Institutional Investors Weigh In On MetLife
A number of institutional investors have recently made changes to their positions in MET. Swedbank AB increased its position in shares of MetLife by 5.3% during the third quarter. Swedbank AB now owns 1,970,163 shares of the financial services provider’s stock valued at $162,499,000 after acquiring an additional 99,328 shares during the last quarter. OneDigital Investment Advisors LLC increased its position in shares of MetLife by 1.7% during the third quarter. OneDigital Investment Advisors LLC now owns 9,023 shares of the financial services provider’s stock valued at $744,000 after acquiring an additional 147 shares during the last quarter. Empowered Funds LLC increased its position in shares of MetLife by 8.2% during the third quarter. Empowered Funds LLC now owns 10,408 shares of the financial services provider’s stock valued at $858,000 after acquiring an additional 788 shares during the last quarter. Natixis Advisors LLC increased its position in shares of MetLife by 5.2% during the third quarter. Natixis Advisors LLC now owns 266,316 shares of the financial services provider’s stock valued at $21,966,000 after acquiring an additional 13,150 shares during the last quarter. Finally, TrinityPoint Wealth LLC acquired a new stake in shares of MetLife during the third quarter valued at about $237,000. 94.99% of the stock is currently owned by institutional investors and hedge funds.
MetLife Company Profile
MetLife, Inc, a financial services company, provides insurance, annuities, employee benefits, and asset management services worldwide.
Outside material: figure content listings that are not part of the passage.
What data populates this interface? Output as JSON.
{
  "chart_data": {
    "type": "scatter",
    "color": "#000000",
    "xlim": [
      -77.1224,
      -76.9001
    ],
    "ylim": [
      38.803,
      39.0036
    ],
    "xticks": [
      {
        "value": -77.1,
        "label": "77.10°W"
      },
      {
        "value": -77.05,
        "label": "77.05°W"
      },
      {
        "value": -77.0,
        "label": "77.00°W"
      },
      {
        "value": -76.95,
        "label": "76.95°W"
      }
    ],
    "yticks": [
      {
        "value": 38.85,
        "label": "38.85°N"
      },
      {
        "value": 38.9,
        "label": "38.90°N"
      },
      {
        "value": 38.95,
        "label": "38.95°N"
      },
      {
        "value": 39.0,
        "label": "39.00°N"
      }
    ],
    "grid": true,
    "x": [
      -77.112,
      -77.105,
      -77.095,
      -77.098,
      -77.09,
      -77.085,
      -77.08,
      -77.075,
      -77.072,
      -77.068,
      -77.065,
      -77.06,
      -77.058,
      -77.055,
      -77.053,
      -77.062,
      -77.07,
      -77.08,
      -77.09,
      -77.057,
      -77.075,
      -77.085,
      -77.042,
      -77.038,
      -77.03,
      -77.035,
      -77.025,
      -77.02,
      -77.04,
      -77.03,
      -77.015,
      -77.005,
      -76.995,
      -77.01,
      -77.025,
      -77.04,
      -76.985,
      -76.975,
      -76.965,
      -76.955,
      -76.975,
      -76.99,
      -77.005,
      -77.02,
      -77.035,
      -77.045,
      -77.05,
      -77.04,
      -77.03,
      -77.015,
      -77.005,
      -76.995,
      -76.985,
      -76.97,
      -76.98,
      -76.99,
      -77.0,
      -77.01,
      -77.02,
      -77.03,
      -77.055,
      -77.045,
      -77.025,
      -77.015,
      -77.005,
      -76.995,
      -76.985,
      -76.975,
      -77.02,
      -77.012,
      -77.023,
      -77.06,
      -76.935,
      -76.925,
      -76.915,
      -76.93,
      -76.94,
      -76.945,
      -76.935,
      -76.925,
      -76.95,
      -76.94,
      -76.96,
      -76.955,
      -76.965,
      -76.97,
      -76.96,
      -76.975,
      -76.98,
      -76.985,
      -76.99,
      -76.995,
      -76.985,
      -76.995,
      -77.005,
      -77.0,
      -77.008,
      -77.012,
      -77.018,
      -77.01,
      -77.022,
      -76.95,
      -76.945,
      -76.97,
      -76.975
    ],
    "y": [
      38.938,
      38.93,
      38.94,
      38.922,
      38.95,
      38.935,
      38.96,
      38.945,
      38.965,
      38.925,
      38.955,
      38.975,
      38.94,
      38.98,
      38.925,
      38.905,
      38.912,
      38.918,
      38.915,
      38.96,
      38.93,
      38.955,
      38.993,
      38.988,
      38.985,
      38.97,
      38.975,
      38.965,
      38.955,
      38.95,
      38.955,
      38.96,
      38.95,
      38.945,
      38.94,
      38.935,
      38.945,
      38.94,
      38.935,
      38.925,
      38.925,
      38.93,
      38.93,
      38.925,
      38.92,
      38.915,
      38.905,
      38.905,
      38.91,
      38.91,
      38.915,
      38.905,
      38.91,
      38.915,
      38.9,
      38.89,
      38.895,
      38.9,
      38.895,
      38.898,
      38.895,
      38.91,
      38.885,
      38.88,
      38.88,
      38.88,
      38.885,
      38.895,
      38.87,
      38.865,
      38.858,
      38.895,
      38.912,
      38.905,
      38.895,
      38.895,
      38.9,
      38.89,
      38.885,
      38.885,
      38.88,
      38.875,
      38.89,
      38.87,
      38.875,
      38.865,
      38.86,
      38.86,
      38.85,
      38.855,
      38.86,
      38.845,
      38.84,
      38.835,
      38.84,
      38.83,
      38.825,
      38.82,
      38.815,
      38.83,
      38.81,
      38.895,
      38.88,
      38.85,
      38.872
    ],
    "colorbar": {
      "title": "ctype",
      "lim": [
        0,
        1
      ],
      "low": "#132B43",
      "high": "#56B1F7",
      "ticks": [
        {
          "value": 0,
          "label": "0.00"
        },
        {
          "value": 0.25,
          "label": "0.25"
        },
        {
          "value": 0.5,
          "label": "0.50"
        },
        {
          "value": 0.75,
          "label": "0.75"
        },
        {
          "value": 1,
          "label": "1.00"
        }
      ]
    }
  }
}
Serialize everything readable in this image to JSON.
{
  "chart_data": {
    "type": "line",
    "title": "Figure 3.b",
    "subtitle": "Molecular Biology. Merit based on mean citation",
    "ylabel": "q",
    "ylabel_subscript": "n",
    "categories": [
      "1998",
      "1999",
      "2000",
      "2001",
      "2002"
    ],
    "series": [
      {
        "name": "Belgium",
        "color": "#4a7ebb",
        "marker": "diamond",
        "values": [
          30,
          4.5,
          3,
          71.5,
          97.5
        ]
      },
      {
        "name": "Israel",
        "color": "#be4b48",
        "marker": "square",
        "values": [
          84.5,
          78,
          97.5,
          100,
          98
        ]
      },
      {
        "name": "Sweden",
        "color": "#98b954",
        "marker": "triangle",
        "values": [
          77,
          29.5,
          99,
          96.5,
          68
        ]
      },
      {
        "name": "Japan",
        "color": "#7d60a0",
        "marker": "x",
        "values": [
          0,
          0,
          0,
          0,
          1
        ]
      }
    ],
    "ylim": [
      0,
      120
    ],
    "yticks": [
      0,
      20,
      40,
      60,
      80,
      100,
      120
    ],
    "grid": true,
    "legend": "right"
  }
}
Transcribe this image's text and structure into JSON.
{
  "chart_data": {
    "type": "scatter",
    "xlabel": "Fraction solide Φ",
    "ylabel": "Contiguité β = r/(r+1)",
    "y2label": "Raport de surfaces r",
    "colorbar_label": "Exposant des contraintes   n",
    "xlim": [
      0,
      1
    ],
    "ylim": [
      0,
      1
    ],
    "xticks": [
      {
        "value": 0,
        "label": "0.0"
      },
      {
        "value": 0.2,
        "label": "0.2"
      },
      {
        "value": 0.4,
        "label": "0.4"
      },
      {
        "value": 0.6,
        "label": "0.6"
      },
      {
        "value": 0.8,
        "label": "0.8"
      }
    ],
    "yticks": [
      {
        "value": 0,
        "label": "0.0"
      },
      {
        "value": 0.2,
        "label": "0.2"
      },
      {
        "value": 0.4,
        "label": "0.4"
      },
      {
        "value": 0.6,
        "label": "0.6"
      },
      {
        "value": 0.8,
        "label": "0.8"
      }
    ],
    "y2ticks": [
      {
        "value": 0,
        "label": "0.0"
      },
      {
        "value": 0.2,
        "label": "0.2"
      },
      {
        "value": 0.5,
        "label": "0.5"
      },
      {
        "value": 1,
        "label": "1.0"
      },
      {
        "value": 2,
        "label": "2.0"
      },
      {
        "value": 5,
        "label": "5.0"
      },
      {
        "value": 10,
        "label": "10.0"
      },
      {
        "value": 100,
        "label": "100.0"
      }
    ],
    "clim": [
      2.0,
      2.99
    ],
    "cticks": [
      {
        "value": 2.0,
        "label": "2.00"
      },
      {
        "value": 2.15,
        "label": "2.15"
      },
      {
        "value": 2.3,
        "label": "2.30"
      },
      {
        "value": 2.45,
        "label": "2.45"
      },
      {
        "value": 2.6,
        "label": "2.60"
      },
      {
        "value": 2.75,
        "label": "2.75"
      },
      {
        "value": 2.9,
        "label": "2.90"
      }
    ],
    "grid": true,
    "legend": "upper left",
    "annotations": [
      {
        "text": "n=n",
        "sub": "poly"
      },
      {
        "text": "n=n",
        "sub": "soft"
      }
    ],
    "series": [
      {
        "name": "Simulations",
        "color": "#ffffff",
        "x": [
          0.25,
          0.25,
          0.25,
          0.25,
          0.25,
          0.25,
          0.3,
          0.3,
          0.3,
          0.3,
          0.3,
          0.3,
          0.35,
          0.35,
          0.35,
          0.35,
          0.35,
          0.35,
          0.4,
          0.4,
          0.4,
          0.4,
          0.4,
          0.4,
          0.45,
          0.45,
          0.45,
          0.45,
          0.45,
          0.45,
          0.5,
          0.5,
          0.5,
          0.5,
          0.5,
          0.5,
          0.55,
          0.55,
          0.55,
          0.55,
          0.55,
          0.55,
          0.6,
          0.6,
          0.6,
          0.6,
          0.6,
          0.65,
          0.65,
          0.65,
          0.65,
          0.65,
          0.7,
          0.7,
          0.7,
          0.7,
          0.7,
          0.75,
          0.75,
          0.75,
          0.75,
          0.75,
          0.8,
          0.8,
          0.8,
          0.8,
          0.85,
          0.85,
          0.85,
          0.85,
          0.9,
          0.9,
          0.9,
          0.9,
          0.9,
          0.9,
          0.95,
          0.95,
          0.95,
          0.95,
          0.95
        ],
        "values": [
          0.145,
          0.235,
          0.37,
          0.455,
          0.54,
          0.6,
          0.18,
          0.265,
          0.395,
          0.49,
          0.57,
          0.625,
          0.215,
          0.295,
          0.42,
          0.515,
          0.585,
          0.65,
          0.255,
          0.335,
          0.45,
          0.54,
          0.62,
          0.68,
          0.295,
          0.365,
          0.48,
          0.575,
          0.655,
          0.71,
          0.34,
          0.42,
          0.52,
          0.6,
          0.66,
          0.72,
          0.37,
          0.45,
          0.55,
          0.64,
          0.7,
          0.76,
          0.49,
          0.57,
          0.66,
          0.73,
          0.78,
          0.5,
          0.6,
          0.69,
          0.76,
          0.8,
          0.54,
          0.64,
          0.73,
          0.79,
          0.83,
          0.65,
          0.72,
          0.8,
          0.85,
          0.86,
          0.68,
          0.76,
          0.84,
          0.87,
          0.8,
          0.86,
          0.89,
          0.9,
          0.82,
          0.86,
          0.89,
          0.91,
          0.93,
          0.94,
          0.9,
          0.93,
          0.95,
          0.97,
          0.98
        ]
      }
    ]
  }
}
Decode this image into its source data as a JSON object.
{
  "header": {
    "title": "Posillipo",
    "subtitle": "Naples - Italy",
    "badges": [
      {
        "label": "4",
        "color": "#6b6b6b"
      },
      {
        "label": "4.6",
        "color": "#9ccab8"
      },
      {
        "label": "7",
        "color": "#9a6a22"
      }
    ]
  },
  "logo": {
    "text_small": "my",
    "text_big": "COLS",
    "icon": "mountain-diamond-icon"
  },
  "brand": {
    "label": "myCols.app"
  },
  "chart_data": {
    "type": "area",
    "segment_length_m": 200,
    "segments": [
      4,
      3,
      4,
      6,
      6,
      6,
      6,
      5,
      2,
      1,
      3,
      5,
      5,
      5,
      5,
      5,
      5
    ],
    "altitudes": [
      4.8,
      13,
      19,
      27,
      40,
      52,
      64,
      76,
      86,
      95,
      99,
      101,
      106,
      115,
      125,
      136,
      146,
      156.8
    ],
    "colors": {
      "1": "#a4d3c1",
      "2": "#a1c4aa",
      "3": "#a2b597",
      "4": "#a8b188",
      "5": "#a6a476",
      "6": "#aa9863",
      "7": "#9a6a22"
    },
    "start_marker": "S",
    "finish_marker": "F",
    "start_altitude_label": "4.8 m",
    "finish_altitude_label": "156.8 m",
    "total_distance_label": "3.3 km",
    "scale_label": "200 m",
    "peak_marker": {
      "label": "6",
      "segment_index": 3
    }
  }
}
It operates through six segments: Retirement and Income Solutions; Group Benefits; Asia; Latin America; Europe, the Middle East and Africa; and MetLife Holdings. The company offers life, dental, group short-and long-term disability, individual disability, pet insurance, accidental death and dismemberment, vision, and accident and health coverages, as well as prepaid legal plans; administrative services-only arrangements to employers; and general and separate account, and synthetic guaranteed interest contracts, as well as private floating rate funding agreements.